En date du : 27 novembre 2023, 11 h 48

La police de Francfort a publié de plus amples détails sur les origines et le déroulement des altercations avec les supporters de l’Eintracht Francfort. Il y a eu des erreurs de communication et le nombre de blessés continue d’augmenter.

La commission spéciale mise en place par la police de Francfort a publié dimanche soir les premiers résultats de l’enquête. les graves émeutes avant le match entre l’Eintracht Francfort et le VfB Stuttgart annoncé. L’évaluation du matériel vidéo et les entretiens avec des témoins ont confirmé le déroulement des événements décrits dimanche, indique le communiqué.

Police : des fans attaquent des dossiers, puis la situation dégénère

Ainsi, un steward en civil qui avait refusé à une personne sans billet l’accès au bloc 40 et l’avait retenu au sol a été agressé et frappé au visage par des supporters de l’Eintracht. Au cours de l’affrontement, les services de sécurité du stade ont alerté la police, qui a été immédiatement attaquée par “au moins 300 à 400 personnes de la scène à risque de Francfort – dont beaucoup étaient masquées” lorsqu’elles sont arrivées devant le virage des supporters.

Les partisans de Francfort ont massivement attaqué les officiers, manifestement en infériorité numérique, à coups de poing et de pied et leur ont lancé des bouteilles, des mâts de drapeau, des barres de fer et des barres de fer. Par ailleurs, les secours auraient été aspergés de mousse provenant d’extincteurs.
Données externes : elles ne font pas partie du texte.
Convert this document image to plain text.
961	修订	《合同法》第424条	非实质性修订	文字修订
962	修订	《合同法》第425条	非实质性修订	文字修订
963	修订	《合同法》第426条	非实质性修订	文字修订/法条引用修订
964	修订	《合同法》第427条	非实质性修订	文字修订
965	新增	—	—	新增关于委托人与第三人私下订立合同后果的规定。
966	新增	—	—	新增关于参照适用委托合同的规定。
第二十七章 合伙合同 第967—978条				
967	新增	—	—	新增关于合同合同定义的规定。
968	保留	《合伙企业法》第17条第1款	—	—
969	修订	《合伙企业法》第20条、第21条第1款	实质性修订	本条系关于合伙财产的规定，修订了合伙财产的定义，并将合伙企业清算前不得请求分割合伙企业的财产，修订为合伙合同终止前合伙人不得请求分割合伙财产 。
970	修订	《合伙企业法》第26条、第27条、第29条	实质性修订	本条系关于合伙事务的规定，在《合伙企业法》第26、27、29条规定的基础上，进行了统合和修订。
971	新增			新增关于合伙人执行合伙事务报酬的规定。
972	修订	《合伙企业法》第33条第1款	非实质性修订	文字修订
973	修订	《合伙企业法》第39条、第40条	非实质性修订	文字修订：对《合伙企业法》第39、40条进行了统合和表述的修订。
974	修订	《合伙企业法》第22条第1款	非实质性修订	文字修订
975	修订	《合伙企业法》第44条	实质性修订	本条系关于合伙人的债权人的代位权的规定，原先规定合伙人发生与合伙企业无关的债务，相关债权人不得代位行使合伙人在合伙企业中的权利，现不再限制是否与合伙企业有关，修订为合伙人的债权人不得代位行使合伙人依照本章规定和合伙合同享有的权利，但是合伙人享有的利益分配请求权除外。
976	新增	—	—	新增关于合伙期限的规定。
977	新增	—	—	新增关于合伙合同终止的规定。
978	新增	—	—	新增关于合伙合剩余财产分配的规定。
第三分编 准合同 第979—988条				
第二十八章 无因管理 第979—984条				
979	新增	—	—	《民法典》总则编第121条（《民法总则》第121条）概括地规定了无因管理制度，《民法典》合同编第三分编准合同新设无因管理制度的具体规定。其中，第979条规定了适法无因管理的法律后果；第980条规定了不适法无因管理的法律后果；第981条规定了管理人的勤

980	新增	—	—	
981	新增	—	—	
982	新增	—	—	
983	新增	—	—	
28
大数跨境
La police révise son rapport sur les affrontements entre groupes de supporters

La police, qui a fait appel à des services d’urgence supplémentaires, s’est défendue avec « de simples violences physiques, du gaz poivré et des matraques ». La situation ne s’est calmée qu’au bout d’environ 30 minutes et après le retrait de la zone située devant la courbe en éventail.

La nouvelle diffusée initialement par la police via

Plus de 100 blessés

Bilan des émeutes : 59 policiers blessés, 57 policiers blessés. Selon le communiqué, les blessures vont des hématomes, entorses, contusions, irritations oculaires et respiratoires, à une déchirure du tendon et au moins une fracture. Huit policiers ont été soignés à l’hôpital.

Il n’existe actuellement aucune information fiable sur les supporters blessés. Les représentants des supporters de l’Eintracht ont parlé dimanche de près de 100 blessés, dont des enfants. Il leur est demandé de se présenter à la police. Des témoins sont également toujours recherchés.

Critiques des représentants des fans

La question de savoir si l’utilisation massive de gaz irritants était proportionnée reste posée. L’organisation d’aide aux supporters de Francfort « The 13th Man » a contredit dimanche les déclarations de la police. La police a envahi massivement la zone située devant le bloc et a utilisé des matraques et du gaz, “sans tenir compte des victimes parmi les supporters normaux, les femmes et les enfants”, a-t-elle indiqué dans un communiqué. Les représentants des supporters ont condamné l’opération comme une « escalade de la violence de la part de la police ».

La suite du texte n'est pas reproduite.